There is a more hopeful, beneficial and accurate belief about the cause of mental illness. It is a belief that is held by the great majority of people in the world and which was held by Americans fifty years ago. Here it is:
The great majority of mental illnesses are essentially reactions to difficult, troubling and damaging life situations and to concerns that people have about their lives and themselves. Mental illnesses are caused by life crises, emotional distress, spiritual emergencies, difficult dilemmas, inner conflicts and various forms of overwhelm. Mental illnesses are essentially how people avoid emotional pain, protect themselves, feel more adequate and powerful, gain the illusion of control in a world in which the most dangerous things are outside of our control. Mental illnesses are reactions to significant loss and to concerns about one’s ability to live the way one wants to live. They are wake-up calls, signals that something is wrong and needs to be dealt with. Mental illnesses are the painful, uncomfortable, dangerous and debilitating emotions, thoughts and behavior that people experience in the course of dealing with the problems of life. Mental illnesses are reactions to difficult, scary, terrifying, rage-creating life situations.
This is a more hopeful belief because people have the ability to learn how to deal more effectively with life crises, emotional distress, spiritual emergencies, difficult dilemmas and overwhelm. They have the ability to learn how to manage their thoughts, emotions, intentions, perceptions and behavior in ways that will enable them to lead more satisfying lives. They have the ability to heed the wake-up call and take a serious look at their lives and what it is going to take to love more the way they want to love, work (express themselves) more the way they want to work and enjoy life more they way they want to enjoy life.
This is a more beneficial belief because it will encourage people to participate whole-heartedly in all forms of psychotherapy: cognitive-behavioral therapy, hypnotherapy, body-centered therapy, trauma-informed therapy, narrative therapy, solution-focused therapy, group psychotherapy, art and music therapy, mindfulness meditation, yoga, nutrition, exercise, support groups, help with love relationships and family relationships, help with finding satisfying and rewarding work, help with finding enjoyable and healthy ways of expressing themselves.

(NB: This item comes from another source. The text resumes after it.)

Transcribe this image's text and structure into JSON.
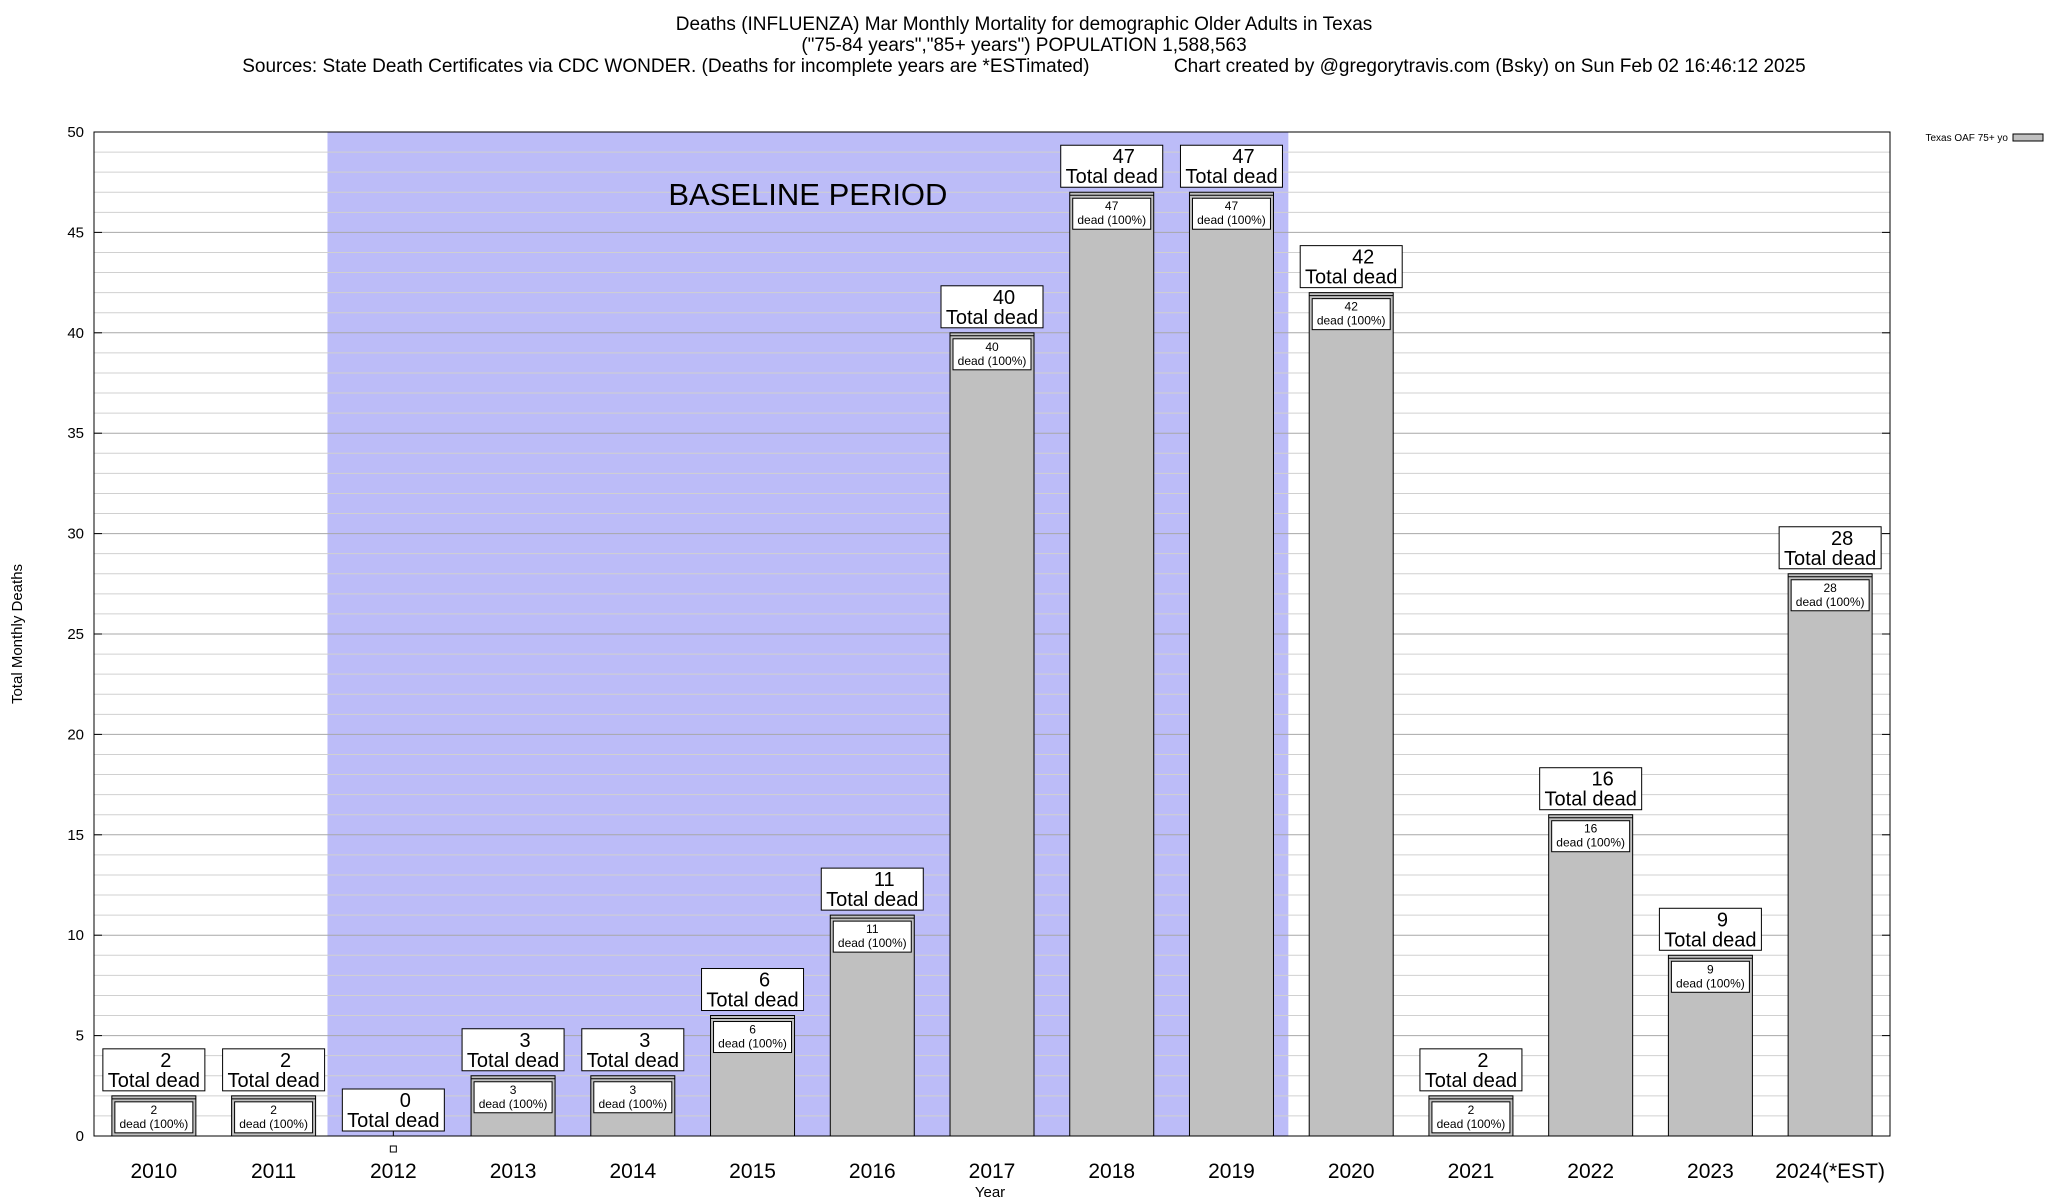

But what about the scientific evidence? Isn’t there evidence through brain scans that mental illnesses are caused by chemical imbalances and brain disorders? Of course, all human behavior involves biochemistry and brain function. But that doesn’t mean that the chemistry or the brain function causes anything. From what we know about how the mind and body function together it is more likely that the biochemical and brain changes are reactions to what is happening to the person, what the person is perceiving, the difficulty the person is having, the concerns the person has. That is what happens in the stress response, the most widely studied and best understood of the human mind-body dynamics. The stress response is a profound biochemical dynamic which includes the secretion of neurotransmitters such as norepinephrine and noradrenaline. But it doesn’t come out of the blue. It doesn’t just happen. Rather, it is a response by the person to some threat or to some demand that is placed upon her or him. It is a reaction to something that has happened to the person. This is in keeping with what we know about human beings. Human beings are not random organisms. They are meaning-making, desiring beings who live with a purpose. States of being such as mental illnesses don’t just come on them out of the blue. Rather, they are reactions to something that has happened, to some kind of concern, fear, need, desire, frustration.
If this clearly the case with the stress response, why wouldn’t we think it is true of depression, anxiety disorders, bipolar disorder, obsessive-compulsive disorders and psychotic disorders such as schizophrenia?
Human beings have believed things that turned out to be wrong for a long time. There was a time when people thought the earth was flat, the sun revolved around the earth, illnesses were caused by humors and evil spirits, everything existed within an ether called phlogiston. Some of these beliefs were harmful, some not so. Time will tell the extent to which this cynical, harmful and erroneous belief about mental illness is harmful to human beings.